The rules were simple:
- 1-on-1 starting on your feet.
- No strikes unless combat went to the ground.
- Strikes must be open hand. (trust me… they hurt much more than you think)
- No strikes to the back of the head.
- All submissions were allowed.
- Combat ended only if someone quits, taps out, or can physically no longer fight.
“Who wants to go first?” The CQC instructor asked the class. Being in a platoon of Airborne Infantry (“Death from Above”), many of the guys jumped at the opportunity to kick the crap out of each other. Two of equal size were quickly selected and they squared off.
While dropping a taser onto the mat, the instructor yelled, “use your surroundings!”

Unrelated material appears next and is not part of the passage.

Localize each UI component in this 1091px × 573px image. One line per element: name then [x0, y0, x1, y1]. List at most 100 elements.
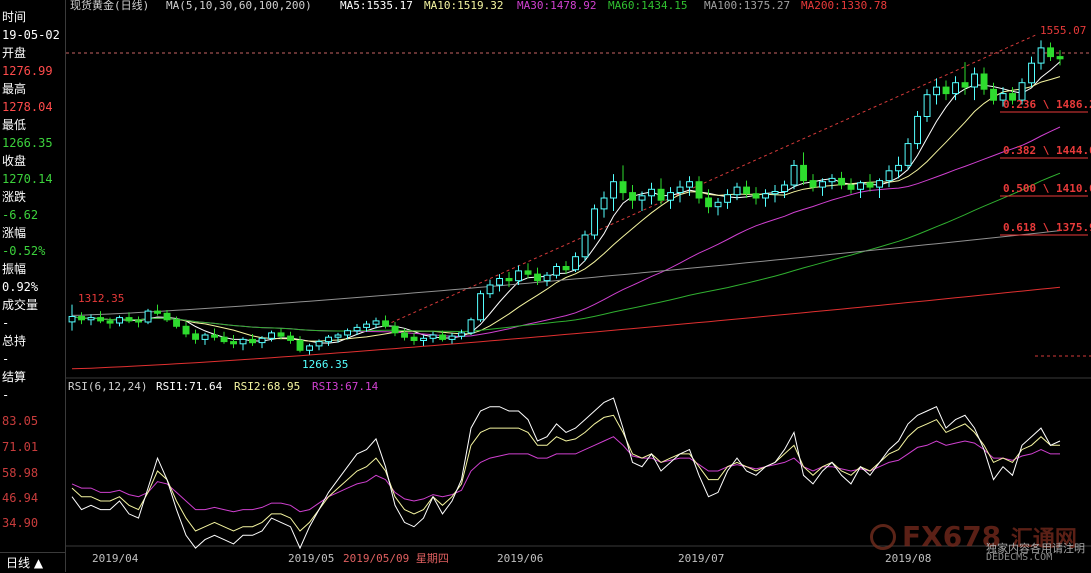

It started off fast with both guys getting great submission attempts in while also landing some heavy strikes. Then, at about two minutes into the bout things took an interesting turn. While dropping a taser onto the mat, the instructor yelled, “use your surroundings!” The bout suddenly turned into an all-out scramble for the taser. As they struggled to keep one another from reaching the taser, the instructor announced that it was a low grade taser used for training… but, that didn’t mean it didn’t hurt. Finally, one of them grabbed the taser and hit the guy in his rib cage. Watching him cease all motion as the voltage ran through him made my confidence take an immediate nose dive.
“If you find yourself in a fair fight, you didn’t plan accordingly”
“If you find yourself in a fair fight, you didn’t plan accordingly,” the CQC instructor stated. “Now, who’s next?” The ever-rampant number of volunteers reduced to zero while everyone in the class was still trying to process what they had just witnessed.
What the CQC instructor said rang through me deeply, but not only in the literal sense he was intending it to. What others may have just taken as preparation for the battlefield or your typical bar fight, I took this very differently. I wanted to start applying this philosophy to every aspect of my life. Whether I was studying for my next exam or interviewing for a job, I wanted to start overcoming my challenges with the result of landslide victories. That meant I needed to know anything and everything that was going to be on a test. I needed to know every probable question the interviewer was going to ask me. I needed to overcome all of my challenges and obstacles like I planned on fighting dirty. “Out-Thinking and Over-Preparing” became my mantra and is still a common practice of mine till this day.
So, the next time you find yourself giving a presentation to a group of people that could very well decide where your career will take you, be sure to ask yourself, “Did I find myself in a fair fight?” Because, if you did… you didn’t plan accordingly.